In the 1980s, the URM program took in many of the Lost Boys of Sudan, a group of more than 20,000 boys who were displaced or orphaned during the Second Sudanese Civil War, which lasted from 1983 to 2005.

Over the decades since the URM’s inception, the federal government has expanded the conditions for who can qualify for the program. For example, since 2000, the federal government has expanded URM services to child victims of human trafficking, unaccompanied minors who are granted asylum in the United States and some immigrant juveniles in federal custody who migrated illegally from Mexico, Guatemala, Honduras and El Salvador.

Many of the young refugees who are found in camps or urban settings overseas — once officials determine that they do not have any parents or adult relatives who can care for them — are screened to determine if they qualify for URM services. Over the course of several months, the young refugees often undergo several interviews from American government officials.

“If even one small detail changes from one interview to the next, a lot of times, they are kicked out of the process because of how secure the government is trying to keep this program,” said Kerby Anderson, a social worker and executive assistant to the president and CEO at Catholic Charities of Fort Worth, Texas.

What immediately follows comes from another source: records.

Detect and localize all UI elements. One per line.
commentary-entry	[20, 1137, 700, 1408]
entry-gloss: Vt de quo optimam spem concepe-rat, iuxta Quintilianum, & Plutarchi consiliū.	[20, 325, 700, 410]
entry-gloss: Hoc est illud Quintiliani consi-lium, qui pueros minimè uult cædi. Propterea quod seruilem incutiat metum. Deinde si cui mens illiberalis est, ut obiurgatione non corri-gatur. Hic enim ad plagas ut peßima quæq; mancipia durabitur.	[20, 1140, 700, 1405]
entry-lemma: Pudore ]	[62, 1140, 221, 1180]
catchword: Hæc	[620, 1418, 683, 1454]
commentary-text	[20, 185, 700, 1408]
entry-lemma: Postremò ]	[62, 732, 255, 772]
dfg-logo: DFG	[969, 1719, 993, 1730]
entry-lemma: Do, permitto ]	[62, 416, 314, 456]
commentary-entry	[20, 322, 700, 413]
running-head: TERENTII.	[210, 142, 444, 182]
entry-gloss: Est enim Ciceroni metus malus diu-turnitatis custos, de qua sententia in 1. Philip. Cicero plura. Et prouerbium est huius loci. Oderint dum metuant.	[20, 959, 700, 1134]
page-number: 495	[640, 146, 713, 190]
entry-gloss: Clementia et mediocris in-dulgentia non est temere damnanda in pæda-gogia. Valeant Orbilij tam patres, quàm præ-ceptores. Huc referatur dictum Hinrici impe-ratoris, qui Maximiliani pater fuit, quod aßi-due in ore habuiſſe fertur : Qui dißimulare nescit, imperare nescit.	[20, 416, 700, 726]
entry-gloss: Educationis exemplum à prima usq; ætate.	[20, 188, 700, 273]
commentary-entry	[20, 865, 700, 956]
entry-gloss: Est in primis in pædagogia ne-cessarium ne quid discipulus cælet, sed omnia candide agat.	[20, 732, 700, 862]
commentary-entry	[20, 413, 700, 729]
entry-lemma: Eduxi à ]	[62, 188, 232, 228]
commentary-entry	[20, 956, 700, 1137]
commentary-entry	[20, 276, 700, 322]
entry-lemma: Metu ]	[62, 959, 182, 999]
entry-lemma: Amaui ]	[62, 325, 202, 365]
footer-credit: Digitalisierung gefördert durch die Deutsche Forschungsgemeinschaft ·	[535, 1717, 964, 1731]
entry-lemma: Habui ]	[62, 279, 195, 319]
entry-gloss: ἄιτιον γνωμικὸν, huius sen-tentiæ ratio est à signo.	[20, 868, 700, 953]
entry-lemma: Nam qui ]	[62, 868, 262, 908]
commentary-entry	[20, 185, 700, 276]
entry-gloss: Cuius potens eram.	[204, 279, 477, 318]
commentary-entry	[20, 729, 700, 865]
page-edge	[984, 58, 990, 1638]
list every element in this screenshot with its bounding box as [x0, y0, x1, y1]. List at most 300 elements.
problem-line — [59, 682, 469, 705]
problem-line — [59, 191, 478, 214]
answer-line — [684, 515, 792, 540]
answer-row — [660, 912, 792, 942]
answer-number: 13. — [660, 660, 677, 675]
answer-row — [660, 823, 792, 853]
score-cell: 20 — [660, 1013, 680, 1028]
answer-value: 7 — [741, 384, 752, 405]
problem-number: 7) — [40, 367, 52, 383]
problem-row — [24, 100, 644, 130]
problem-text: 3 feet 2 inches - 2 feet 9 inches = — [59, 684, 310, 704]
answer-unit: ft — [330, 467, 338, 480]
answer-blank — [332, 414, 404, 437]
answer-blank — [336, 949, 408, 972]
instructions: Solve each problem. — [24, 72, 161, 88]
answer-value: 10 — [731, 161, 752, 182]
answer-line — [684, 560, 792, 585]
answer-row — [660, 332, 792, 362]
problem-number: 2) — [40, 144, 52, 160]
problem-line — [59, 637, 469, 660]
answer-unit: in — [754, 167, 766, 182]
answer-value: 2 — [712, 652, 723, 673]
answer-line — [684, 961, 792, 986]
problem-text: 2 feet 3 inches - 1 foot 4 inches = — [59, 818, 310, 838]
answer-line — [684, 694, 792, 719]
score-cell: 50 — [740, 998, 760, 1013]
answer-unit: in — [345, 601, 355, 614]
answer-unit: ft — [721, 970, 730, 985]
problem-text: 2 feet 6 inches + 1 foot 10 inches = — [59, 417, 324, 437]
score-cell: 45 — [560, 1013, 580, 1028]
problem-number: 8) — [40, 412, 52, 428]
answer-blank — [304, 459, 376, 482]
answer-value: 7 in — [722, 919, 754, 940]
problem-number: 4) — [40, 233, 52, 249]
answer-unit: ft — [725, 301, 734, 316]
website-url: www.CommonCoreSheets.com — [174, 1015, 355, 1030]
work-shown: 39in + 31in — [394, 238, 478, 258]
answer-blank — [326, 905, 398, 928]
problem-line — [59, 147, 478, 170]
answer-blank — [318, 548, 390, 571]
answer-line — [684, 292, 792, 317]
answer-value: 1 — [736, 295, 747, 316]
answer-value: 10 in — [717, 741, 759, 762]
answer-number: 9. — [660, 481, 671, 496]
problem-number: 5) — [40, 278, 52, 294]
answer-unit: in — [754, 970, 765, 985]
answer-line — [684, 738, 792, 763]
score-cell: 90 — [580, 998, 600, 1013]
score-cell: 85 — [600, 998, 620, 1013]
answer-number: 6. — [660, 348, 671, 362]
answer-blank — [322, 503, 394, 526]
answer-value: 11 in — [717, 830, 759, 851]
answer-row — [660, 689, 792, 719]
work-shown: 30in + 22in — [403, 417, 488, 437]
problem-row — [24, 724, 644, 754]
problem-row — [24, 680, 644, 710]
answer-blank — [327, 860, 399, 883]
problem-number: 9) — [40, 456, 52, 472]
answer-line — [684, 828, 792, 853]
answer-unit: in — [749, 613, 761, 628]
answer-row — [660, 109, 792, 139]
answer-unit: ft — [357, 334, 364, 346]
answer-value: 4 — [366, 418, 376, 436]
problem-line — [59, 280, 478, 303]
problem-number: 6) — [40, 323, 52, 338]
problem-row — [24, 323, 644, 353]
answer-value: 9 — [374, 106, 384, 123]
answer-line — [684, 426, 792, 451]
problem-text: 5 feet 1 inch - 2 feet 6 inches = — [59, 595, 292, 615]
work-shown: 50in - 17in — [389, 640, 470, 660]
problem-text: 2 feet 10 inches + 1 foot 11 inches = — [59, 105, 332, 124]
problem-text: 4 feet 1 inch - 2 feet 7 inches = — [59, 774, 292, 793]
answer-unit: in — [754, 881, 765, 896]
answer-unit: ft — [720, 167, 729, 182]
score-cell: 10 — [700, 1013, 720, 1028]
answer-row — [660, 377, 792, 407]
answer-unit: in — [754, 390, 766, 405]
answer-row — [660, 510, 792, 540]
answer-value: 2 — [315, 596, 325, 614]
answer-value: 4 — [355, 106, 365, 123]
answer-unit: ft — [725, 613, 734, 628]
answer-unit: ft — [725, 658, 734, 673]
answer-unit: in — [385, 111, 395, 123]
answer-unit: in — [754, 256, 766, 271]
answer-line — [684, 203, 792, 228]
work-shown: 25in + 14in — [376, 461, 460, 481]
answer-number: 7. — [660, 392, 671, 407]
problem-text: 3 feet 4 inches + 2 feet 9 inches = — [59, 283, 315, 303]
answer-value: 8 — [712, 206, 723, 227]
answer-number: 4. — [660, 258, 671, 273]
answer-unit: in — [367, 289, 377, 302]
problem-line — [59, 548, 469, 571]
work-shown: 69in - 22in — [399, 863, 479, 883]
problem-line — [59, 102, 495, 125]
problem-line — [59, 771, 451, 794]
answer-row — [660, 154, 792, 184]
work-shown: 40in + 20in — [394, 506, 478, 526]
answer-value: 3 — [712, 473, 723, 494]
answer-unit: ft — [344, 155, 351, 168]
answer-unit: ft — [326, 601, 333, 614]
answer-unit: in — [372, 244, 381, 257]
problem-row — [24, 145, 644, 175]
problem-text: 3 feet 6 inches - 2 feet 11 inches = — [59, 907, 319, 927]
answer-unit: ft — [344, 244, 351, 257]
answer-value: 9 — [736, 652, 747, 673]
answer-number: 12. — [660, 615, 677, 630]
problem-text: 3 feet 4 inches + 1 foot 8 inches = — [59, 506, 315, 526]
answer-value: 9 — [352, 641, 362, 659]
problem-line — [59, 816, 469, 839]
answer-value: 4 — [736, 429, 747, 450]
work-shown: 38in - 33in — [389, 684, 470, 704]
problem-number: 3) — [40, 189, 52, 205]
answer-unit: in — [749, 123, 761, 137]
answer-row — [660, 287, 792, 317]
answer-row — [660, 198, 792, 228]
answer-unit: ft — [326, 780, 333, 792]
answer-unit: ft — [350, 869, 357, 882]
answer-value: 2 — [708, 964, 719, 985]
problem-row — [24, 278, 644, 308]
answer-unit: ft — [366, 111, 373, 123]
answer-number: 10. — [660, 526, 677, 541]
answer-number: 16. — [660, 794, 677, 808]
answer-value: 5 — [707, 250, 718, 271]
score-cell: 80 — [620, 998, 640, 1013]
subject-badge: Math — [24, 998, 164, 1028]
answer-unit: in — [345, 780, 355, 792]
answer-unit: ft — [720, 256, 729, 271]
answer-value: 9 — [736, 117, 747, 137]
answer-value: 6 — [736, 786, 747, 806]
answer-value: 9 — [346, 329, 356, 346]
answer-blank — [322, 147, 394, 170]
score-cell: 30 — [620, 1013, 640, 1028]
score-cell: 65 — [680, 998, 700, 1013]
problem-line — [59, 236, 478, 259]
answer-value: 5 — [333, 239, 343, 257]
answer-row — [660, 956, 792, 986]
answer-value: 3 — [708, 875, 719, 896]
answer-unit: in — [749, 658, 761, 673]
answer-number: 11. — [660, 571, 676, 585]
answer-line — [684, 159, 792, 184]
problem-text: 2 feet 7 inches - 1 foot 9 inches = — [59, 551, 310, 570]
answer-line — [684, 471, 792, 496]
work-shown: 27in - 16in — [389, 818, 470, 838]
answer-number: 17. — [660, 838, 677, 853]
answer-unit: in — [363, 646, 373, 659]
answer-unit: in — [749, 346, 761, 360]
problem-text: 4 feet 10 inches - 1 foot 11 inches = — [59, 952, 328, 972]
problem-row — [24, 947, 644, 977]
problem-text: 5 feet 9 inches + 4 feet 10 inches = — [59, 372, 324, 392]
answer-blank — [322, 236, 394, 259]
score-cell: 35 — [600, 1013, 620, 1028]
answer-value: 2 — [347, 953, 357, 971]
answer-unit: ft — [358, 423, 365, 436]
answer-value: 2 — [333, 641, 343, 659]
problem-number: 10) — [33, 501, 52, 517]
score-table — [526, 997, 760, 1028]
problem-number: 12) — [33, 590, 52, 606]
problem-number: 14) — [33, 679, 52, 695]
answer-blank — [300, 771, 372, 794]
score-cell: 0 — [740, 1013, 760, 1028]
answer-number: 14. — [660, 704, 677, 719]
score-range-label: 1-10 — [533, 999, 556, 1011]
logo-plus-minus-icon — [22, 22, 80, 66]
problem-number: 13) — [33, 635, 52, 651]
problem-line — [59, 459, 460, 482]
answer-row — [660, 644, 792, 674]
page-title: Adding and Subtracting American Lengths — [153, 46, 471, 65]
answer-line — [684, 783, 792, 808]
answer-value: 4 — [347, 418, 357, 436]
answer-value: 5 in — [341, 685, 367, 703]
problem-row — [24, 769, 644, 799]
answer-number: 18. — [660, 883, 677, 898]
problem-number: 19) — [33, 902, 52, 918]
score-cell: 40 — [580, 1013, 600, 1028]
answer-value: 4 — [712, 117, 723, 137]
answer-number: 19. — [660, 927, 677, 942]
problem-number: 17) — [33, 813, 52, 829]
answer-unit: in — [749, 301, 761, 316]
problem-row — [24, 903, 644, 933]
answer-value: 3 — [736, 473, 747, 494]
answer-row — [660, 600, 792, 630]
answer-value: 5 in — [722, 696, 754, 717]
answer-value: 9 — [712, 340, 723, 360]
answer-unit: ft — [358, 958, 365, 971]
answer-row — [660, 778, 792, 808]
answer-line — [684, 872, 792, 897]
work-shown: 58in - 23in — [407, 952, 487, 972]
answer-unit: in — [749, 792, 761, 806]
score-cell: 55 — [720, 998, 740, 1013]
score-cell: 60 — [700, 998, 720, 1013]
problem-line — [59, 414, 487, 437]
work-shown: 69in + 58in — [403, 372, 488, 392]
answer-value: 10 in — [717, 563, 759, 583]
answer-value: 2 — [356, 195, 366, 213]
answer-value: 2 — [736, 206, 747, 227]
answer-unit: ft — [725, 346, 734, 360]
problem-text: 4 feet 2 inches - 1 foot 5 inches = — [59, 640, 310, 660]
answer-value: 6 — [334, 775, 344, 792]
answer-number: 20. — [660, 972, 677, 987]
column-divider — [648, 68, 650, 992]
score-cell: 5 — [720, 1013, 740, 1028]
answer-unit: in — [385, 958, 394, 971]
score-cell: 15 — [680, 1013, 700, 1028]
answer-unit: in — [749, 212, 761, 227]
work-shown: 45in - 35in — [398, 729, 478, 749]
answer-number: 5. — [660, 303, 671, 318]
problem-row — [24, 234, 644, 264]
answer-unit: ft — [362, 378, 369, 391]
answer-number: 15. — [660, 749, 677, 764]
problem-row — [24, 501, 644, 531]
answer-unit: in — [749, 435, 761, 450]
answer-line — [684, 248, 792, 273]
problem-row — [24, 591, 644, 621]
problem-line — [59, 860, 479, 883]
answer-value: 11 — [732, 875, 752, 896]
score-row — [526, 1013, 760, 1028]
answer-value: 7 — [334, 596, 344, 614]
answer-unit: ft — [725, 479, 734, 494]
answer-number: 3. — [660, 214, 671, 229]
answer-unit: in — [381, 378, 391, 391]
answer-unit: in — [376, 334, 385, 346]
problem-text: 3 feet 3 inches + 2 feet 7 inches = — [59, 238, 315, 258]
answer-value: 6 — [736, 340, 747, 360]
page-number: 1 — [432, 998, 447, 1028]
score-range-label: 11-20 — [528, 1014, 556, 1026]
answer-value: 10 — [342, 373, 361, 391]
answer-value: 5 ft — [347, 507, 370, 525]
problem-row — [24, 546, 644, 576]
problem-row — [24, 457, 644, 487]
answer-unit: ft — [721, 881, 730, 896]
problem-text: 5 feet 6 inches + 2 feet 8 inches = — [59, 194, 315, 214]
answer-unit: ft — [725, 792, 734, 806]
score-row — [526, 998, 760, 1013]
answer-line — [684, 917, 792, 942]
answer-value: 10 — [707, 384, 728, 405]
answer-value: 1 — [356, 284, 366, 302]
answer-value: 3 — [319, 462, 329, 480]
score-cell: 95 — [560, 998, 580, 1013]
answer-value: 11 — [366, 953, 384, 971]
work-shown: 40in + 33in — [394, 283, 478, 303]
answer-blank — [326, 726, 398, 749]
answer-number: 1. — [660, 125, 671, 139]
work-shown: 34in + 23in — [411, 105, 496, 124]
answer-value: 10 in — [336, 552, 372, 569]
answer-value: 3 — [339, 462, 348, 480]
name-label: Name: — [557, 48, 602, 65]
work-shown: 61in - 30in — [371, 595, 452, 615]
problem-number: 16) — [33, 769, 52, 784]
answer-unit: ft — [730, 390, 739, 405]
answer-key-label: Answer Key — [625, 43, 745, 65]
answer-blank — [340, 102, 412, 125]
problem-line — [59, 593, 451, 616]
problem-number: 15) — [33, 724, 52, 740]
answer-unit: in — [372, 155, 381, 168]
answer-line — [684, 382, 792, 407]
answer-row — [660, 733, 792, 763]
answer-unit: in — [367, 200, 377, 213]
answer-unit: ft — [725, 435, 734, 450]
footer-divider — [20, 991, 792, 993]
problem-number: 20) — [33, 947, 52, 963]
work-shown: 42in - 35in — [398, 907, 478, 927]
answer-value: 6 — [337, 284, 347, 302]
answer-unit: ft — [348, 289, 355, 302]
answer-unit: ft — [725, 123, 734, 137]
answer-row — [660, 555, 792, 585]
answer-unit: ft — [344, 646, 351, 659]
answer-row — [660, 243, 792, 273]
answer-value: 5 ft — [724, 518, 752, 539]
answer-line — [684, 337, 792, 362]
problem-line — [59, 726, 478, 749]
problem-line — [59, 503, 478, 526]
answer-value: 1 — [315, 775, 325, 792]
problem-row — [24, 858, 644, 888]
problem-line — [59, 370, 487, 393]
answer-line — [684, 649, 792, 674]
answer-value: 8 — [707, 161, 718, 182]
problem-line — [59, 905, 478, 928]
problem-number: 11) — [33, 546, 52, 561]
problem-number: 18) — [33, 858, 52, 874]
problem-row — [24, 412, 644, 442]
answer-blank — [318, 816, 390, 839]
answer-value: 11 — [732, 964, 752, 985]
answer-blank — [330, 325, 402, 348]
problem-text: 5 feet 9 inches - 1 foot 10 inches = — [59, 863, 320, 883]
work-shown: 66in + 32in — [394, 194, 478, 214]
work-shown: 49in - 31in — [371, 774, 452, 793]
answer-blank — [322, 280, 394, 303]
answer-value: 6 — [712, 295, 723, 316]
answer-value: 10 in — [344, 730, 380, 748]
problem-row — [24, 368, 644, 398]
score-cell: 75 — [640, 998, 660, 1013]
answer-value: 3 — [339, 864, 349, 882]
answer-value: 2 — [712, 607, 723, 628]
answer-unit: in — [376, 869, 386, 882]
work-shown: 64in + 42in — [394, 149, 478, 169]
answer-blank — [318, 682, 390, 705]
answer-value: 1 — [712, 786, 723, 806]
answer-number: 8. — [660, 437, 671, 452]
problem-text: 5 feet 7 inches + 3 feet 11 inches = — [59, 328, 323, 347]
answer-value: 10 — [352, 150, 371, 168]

Once the children are classified as refugees and accepted into the URM program, they are flown to one of 19 locations in the United States, where agencies link them with foster families. Oftentimes, those foster families may have a familiarity with the refugee child’s culture and language.

“Our goal is for these kids, who have already been through a lot, to feel comfortable, to make them feel that this is their family now and to still have a connection to the families and use them as a support system when they age out of the program,” said Jennifer Berenson, the placement-service supervisor at the Catholic Family Center in Rochester, which normally carries a caseload of 38 to 40 children who receive URM services.

 

The Catholic Contribution

Catholic agencies involved in the URM program train foster parents and make sure that the refugee children receive medical and dental care, are enrolled in school and receive tutoring, as well as any needed counseling or social services. The young refugees are also often taught independent life skills such as budgeting and applying for jobs.

Anderson said that Catholic Charities of Fort Worth runs a monthly support group that allows the refugee minors to share their thoughts with each other.

“They’re able to share their past experiences and talk about their adapting to life here,” Anderson said. “It’s shown to be a very good forum for them to open up about past things and get support from their peers. It really helps them to start down that healing process, and we’ve seen a lot of kids open up in that setting and become more comfortable with the idea of doing more individual counseling.”

Catholic officials take pride in the educational achievements of many children in the URM program. Many of the young refugees have overcome the adversity and challenges of adapting to life in the United States and gone on to graduate from high school and college. Montanarella, from the Catholic Family Center, said her agency’s nine high-school seniors last year all graduated on time.

“And that after being in the country for less than four years, without speaking any English when they arrived,” Montanarella said. “We have two youths attending private colleges in the Rochester area and another three attending a local community college. Two others moved out of state and are employed full time. We prioritize education in the foster-care program.”

Hicken, from Catholic Charities of Santa Clara, said his agency has 20 URM students enrolled in either two- or four-year colleges.

Said Hicken, “They have defined their dreams and goals and are building new lives for themselves.”

Register correspondent Brian Fraga writes from Fall River, Massachusetts.